Quite a few modern pistons increase their expansion ratio beyond its compression ratio using miller or atkinson cycles - increasing the stroke while delaying the closing of the intake valve.

Miniature turbines are, but anything large enough to power a useful aircraft isn't particularly so. In the 400-1000 hp range that you'll see for small private/business planes, they're already happily competitive with pistons in efficiency, but are lighter and have a much longer maintenance cycle. They do, however, cost much more to begin with, due to turbine's requirements of much better materials and tolerances.

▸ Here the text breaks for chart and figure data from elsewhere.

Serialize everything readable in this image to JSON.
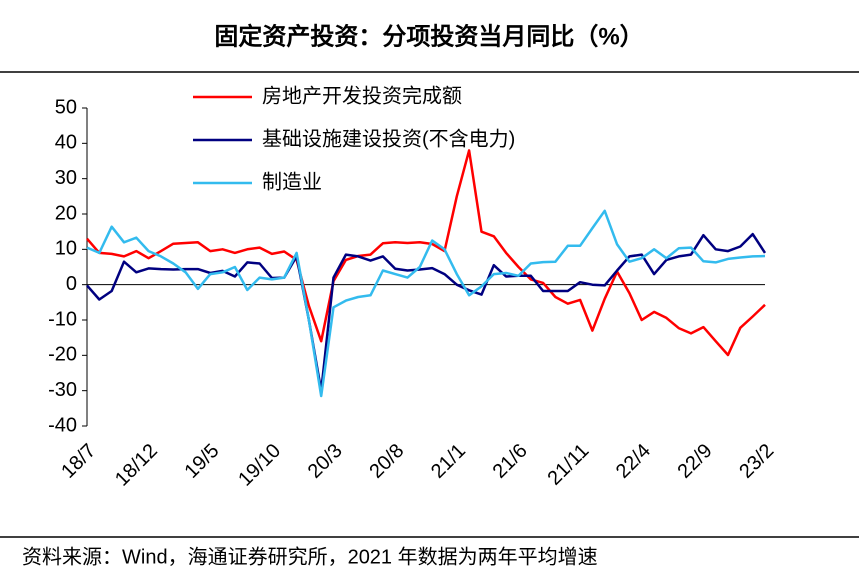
{
  "chart_data": {
    "type": "line",
    "title": "固定资产投资：分项投资当月同比（%）",
    "source": "资料来源：Wind，海通证券研究所，2021 年数据为两年平均增速",
    "categories": [
      "18/7",
      null,
      null,
      null,
      null,
      "18/12",
      null,
      null,
      null,
      null,
      "19/5",
      null,
      null,
      null,
      null,
      "19/10",
      null,
      null,
      null,
      null,
      "20/3",
      null,
      null,
      null,
      null,
      "20/8",
      null,
      null,
      null,
      null,
      "21/1",
      null,
      null,
      null,
      null,
      "21/6",
      null,
      null,
      null,
      null,
      "21/11",
      null,
      null,
      null,
      null,
      "22/4",
      null,
      null,
      null,
      null,
      "22/9",
      null,
      null,
      null,
      null,
      "23/2"
    ],
    "series": [
      {
        "name": "房地产开发投资完成额",
        "color": "#ff0000",
        "values": [
          13,
          9,
          8.7,
          8,
          9.5,
          7.5,
          9.5,
          11.6,
          11.8,
          12,
          9.5,
          10,
          9,
          10,
          10.5,
          8.7,
          9.4,
          7,
          -6,
          -16,
          1,
          7,
          8.1,
          8.5,
          11.7,
          12,
          11.8,
          12,
          11.5,
          9.5,
          25,
          38,
          15,
          13.7,
          9,
          5,
          1.5,
          0.5,
          -3.5,
          -5.4,
          -4.3,
          -13,
          -4,
          3.7,
          -2.4,
          -10,
          -7.7,
          -9.4,
          -12.3,
          -13.8,
          -12,
          -16,
          -19.9,
          -12.2,
          -9,
          -5.7
        ]
      },
      {
        "name": "基础设施建设投资(不含电力)",
        "color": "#000080",
        "values": [
          -0.2,
          -4.2,
          -1.8,
          6.5,
          3.5,
          4.6,
          4.4,
          4.3,
          4.4,
          4.4,
          3.3,
          3.9,
          2.3,
          6.3,
          6,
          1.9,
          2,
          8,
          -10,
          -30,
          2,
          8.5,
          8,
          6.8,
          8,
          4.5,
          4,
          4.3,
          4.7,
          3,
          0,
          -1.6,
          -2.8,
          5.5,
          2.3,
          2.5,
          2.5,
          -1.8,
          -1.8,
          -1.8,
          0.7,
          0,
          -0.2,
          4,
          8,
          8.5,
          3,
          7,
          8,
          8.5,
          14,
          10,
          9.5,
          10.8,
          14.3,
          9
        ]
      },
      {
        "name": "制造业",
        "color": "#33bbee",
        "values": [
          10.5,
          9,
          16.4,
          12,
          13.3,
          9.5,
          8,
          6,
          3.5,
          -1.2,
          3,
          3.5,
          5,
          -1.5,
          2,
          1.5,
          2,
          9,
          -10,
          -31.5,
          -6.4,
          -4.5,
          -3.5,
          -3,
          4,
          3,
          2,
          5,
          12.5,
          10,
          3,
          -3,
          -0.5,
          3,
          3.3,
          2.5,
          6,
          6.4,
          6.5,
          11,
          11,
          16,
          20.9,
          11.4,
          6.5,
          7.5,
          10,
          7.5,
          10.3,
          10.5,
          6.6,
          6.3,
          7.3,
          7.7,
          8,
          8.1
        ]
      }
    ],
    "ylim": [
      -40,
      50
    ],
    "yticks": [
      50,
      40,
      30,
      20,
      10,
      0,
      -10,
      -20,
      -30,
      -40
    ]
  }
}
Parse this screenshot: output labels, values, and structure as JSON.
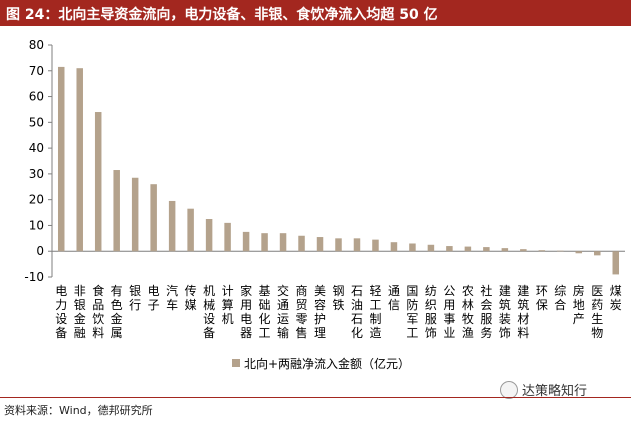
{
  "title": "图 24：北向主导资金流向，电力设备、非银、食饮净流入均超 50 亿",
  "source": "资料来源：Wind，德邦研究所",
  "watermark": "达策略知行",
  "colors": {
    "title_bg": "#a3271f",
    "bar": "#b4a28c",
    "axis": "#7f7f7f"
  },
  "chart_data": {
    "type": "bar",
    "ylim": [
      -10,
      80
    ],
    "yticks": [
      -10,
      0,
      10,
      20,
      30,
      40,
      50,
      60,
      70,
      80
    ],
    "grid": false,
    "legend_position": "bottom-center",
    "categories": [
      "电力设备",
      "非银金融",
      "食品饮料",
      "有色金属",
      "银行",
      "电子",
      "汽车",
      "传媒",
      "机械设备",
      "计算机",
      "家用电器",
      "基础化工",
      "交通运输",
      "商贸零售",
      "美容护理",
      "钢铁",
      "石油石化",
      "轻工制造",
      "通信",
      "国防军工",
      "纺织服饰",
      "公用事业",
      "农林牧渔",
      "社会服务",
      "建筑装饰",
      "建筑材料",
      "环保",
      "综合",
      "房地产",
      "医药生物",
      "煤炭"
    ],
    "series": [
      {
        "name": "北向+两融净流入金额（亿元）",
        "values": [
          71.5,
          71,
          54,
          31.5,
          28.5,
          26,
          19.5,
          16.5,
          12.5,
          11,
          7.5,
          7,
          7,
          6,
          5.5,
          5,
          5,
          4.5,
          3.5,
          3,
          2.5,
          2,
          1.8,
          1.6,
          1.2,
          0.8,
          0.4,
          0.2,
          -0.8,
          -1.6,
          -9
        ]
      }
    ]
  }
}
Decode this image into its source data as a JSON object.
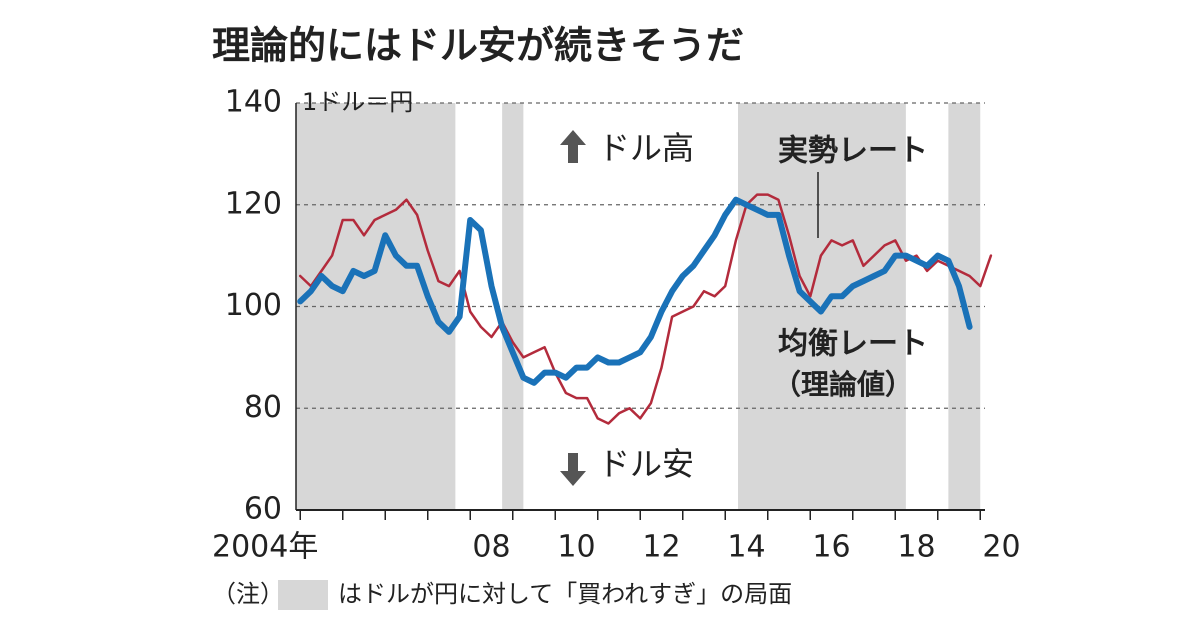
{
  "chart_data": {
    "type": "line",
    "title": "理論的にはドル安が続きそうだ",
    "unit_label": "1ドル＝円",
    "annotations": {
      "up": "ドル高",
      "down": "ドル安",
      "blue_note": "（理論値）"
    },
    "note": {
      "prefix": "（注）",
      "text": "はドルが円に対して「買われすぎ」の局面"
    },
    "xlim": [
      2003.9,
      2020.3
    ],
    "minor_xticks": [
      2004,
      2005,
      2006,
      2007,
      2008,
      2009,
      2010,
      2011,
      2012,
      2013,
      2014,
      2015,
      2016,
      2017,
      2018,
      2019,
      2020
    ],
    "xticks": [
      {
        "value": 2004.5,
        "label": "2004年"
      },
      {
        "value": 2008.5,
        "label": "08"
      },
      {
        "value": 2010.5,
        "label": "10"
      },
      {
        "value": 2012.5,
        "label": "12"
      },
      {
        "value": 2014.5,
        "label": "14"
      },
      {
        "value": 2016.5,
        "label": "16"
      },
      {
        "value": 2018.5,
        "label": "18"
      },
      {
        "value": 2020.5,
        "label": "20"
      }
    ],
    "ylim": [
      60,
      140
    ],
    "yticks": [
      60,
      80,
      100,
      120,
      140
    ],
    "grid": true,
    "shaded_periods": [
      [
        2003.9,
        2007.65
      ],
      [
        2008.75,
        2009.25
      ],
      [
        2014.3,
        2018.25
      ],
      [
        2019.25,
        2020.0
      ]
    ],
    "shade_color": "#d7d7d7",
    "x": [
      2004,
      2004.25,
      2004.5,
      2004.75,
      2005,
      2005.25,
      2005.5,
      2005.75,
      2006,
      2006.25,
      2006.5,
      2006.75,
      2007,
      2007.25,
      2007.5,
      2007.75,
      2008,
      2008.25,
      2008.5,
      2008.75,
      2009,
      2009.25,
      2009.5,
      2009.75,
      2010,
      2010.25,
      2010.5,
      2010.75,
      2011,
      2011.25,
      2011.5,
      2011.75,
      2012,
      2012.25,
      2012.5,
      2012.75,
      2013,
      2013.25,
      2013.5,
      2013.75,
      2014,
      2014.25,
      2014.5,
      2014.75,
      2015,
      2015.25,
      2015.5,
      2015.75,
      2016,
      2016.25,
      2016.5,
      2016.75,
      2017,
      2017.25,
      2017.5,
      2017.75,
      2018,
      2018.25,
      2018.5,
      2018.75,
      2019,
      2019.25,
      2019.5,
      2019.75,
      2020,
      2020.25
    ],
    "series": [
      {
        "name": "実勢レート",
        "color": "#b32b3c",
        "width": 2.5,
        "values": [
          106,
          104,
          107,
          110,
          117,
          117,
          114,
          117,
          118,
          119,
          121,
          118,
          111,
          105,
          104,
          107,
          99,
          96,
          94,
          97,
          93,
          90,
          91,
          92,
          87,
          83,
          82,
          82,
          78,
          77,
          79,
          80,
          78,
          81,
          88,
          98,
          99,
          100,
          103,
          102,
          104,
          113,
          120,
          122,
          122,
          121,
          114,
          106,
          102,
          110,
          113,
          112,
          113,
          108,
          110,
          112,
          113,
          109,
          110,
          107,
          109,
          108,
          107,
          106,
          104,
          110
        ]
      },
      {
        "name": "均衡レート",
        "color": "#1a72b8",
        "width": 6,
        "values": [
          101,
          103,
          106,
          104,
          103,
          107,
          106,
          107,
          114,
          110,
          108,
          108,
          102,
          97,
          95,
          98,
          117,
          115,
          104,
          96,
          91,
          86,
          85,
          87,
          87,
          86,
          88,
          88,
          90,
          89,
          89,
          90,
          91,
          94,
          99,
          103,
          106,
          108,
          111,
          114,
          118,
          121,
          120,
          119,
          118,
          118,
          110,
          103,
          101,
          99,
          102,
          102,
          104,
          105,
          106,
          107,
          110,
          110,
          109,
          108,
          110,
          109,
          104,
          96,
          null,
          null
        ]
      }
    ]
  }
}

And while that is a trick that is used, yes, it only reduces the problem, doesn't remove it. If you match expansion to compression by limiting the intake valve, then you do improve energy extracted, but the engine is now fighting vacuum pressure against itself, wasting power on the intake cycle. You can balance this to get close to the theoretical maximum of the thermodynamic processes' performance, but not nearly close enough to beat larger turbine engines. Micro turbines, sure, but that's because turbines are very hard to miniaturise. And to be back on the original subject, motorjets won't particularly be able to bypass this flaw, as the limiting factors will still exist, only you now have to fit a piston engine around it too.

One thought might be that you could use something similar to a motorjet to alleviate the biggest disadvantage of turbine engines, which is throttle time. You could reverse the electric generator that most turbines already have fitted somewhere to give a boost up to max rpm, with a sufficient battery to provide that power. The engine would still be a gas turbine in core function, but a relatively easy-to-fit and, importantly, lightweight electric motor would provide boosting. Current F1 turbochargers do the same trick to eliminate turbo lag, so that full power is immediately available out of corners. Then at high speed, rather than have to waste power by opening a waste-gate that limits turbo pressure, the same device extracts electrical power to the exact amount that no pressure is lost, and the energy is stored for the electric motors in their hybrid engine.